Appearing as a guest on Thursday's Anderson Cooper 360, CNN Senior Political Analyst David Gergen admitted that GOP presidential candidate Marco Rubio "had a point" during the debate in calling out the media for ignoring Hillary Clinton's "clear inconsistency" in her Benghazi story, conceding that he had also joined in the media chorus focusing on "praising her performance."
But the CNN analyst then absurdly rationalized the media's behavior by blaming Republicans who "told us that this was a rigged process" for causing the media "naturally" to "look at it through that lens." Gergen did not mention that neither of the two Republicans who hinted at politics in the Benghazi investigation was even on the Benghazi committee.
At about 8:35 p.m., after host Anderson Cooper brought up Rubio's attack on the media, Gergen noted that conservative criticism of the media having a liberal bias against them dates back to the 1960s, and then declared:
And, you know, to be honest with you, I thought Marco Rubio had a point last night when he said that in the Benghazi hearings that Hillary Clinton emerged with a lot of us praising her performance and I thought, and I was among them.

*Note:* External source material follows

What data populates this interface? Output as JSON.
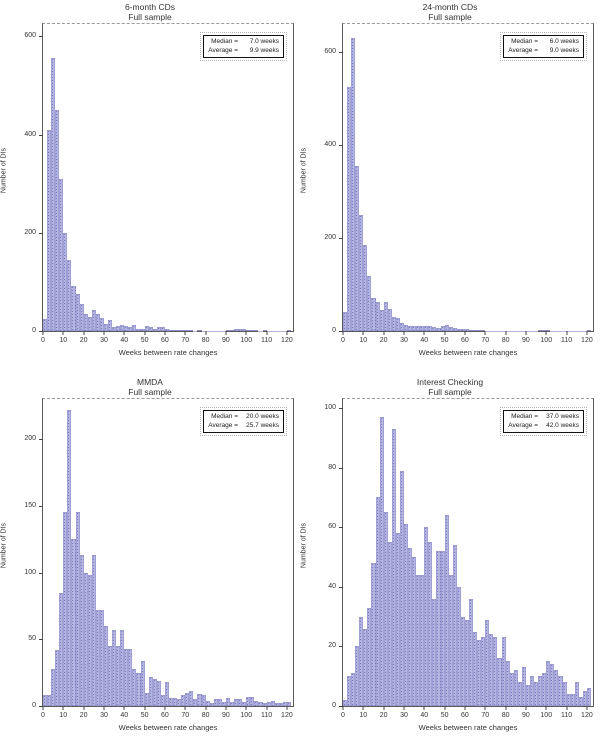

It's also true, as Rubio pointed out, we didn't talk a lot about the fact there was a clear inconsistency in her story, and Rubio says basically she's a liar about what happened and who she told what when, that the story given to the public was conflicted with what she was saying privately.
But the CNN analyst then pushed blame onto Republicans for causing the media to mishandle Benghazi coverage as he added:
And I think that's a legitimate concern on the part of Marco Rubio and the republicans, but, you know, Marco Rubio also didn't mention that the reason the media got so interested in whether she could handle these Republicans was it was Republicans who told us that this was a rigged job, that this was a rigged process, the Benghazi hearing, so naturally we looked at it through that lens when it was over.
Gergen ended up admitting that the dominant news media have a liberal bias:
This is a complicated story. I think the media gets a generally -- the mainstream media, print media -- tends to be more liberal. Talk radio tends to be very conservative.
Below is a transcript of the relevant portion of the Thursday, October 29, Anderson Cooper 360 on CNN:
DAVID GERGEN, CNN SENIOR POLITICAL ANALYST: Anderson, listen, as Rand Paul said last night, controversies in the sense of liberal bias in the mainstream media among Republicans, and especially among conservatives, does stretch all the way back to Goldwater 1964 convention and that whole campaign, and ever since then, that's when the media started looking, you know, I knew a lot of business people who were conservatives who were trying to buy one of the three networks so that there could be an alternative, and along came Fox of course, and I think there's more balance now than there used to be. But there is a widespread feeling among conservatives still that they don't get a fair shake,
And, you know, to be honest with you, I thought Marco Rubio had a point last night when he said that in the Benghazi hearings that Hillary Clinton emerged with a lot of us praising her performance and I thought, and I was among them. It's also true, as Rubio pointed out, we didn't talk a lot about the fact there was a clear inconsistency in her story, and Rubio says basically she's a liar about what happened and who she told what when, that the story given to the public was conflicted with what she was saying privately.
And I think that's a legitimate concern on the part of Marco Rubio and the Republicans, but, you know, Marco Rubio also didn't mention that the reason the media got so interested in whether she could handle these Republicans was it was Republicans who told us that this was a rigged job, that this was a rigged process, the Benghazi hearing, so naturally we looked at it through that lens when it was over.
This is a complicated story. I think the media gets a generally -- the mainstream media, print media -- tends to be more liberal. Talk radio tends to be very conservative.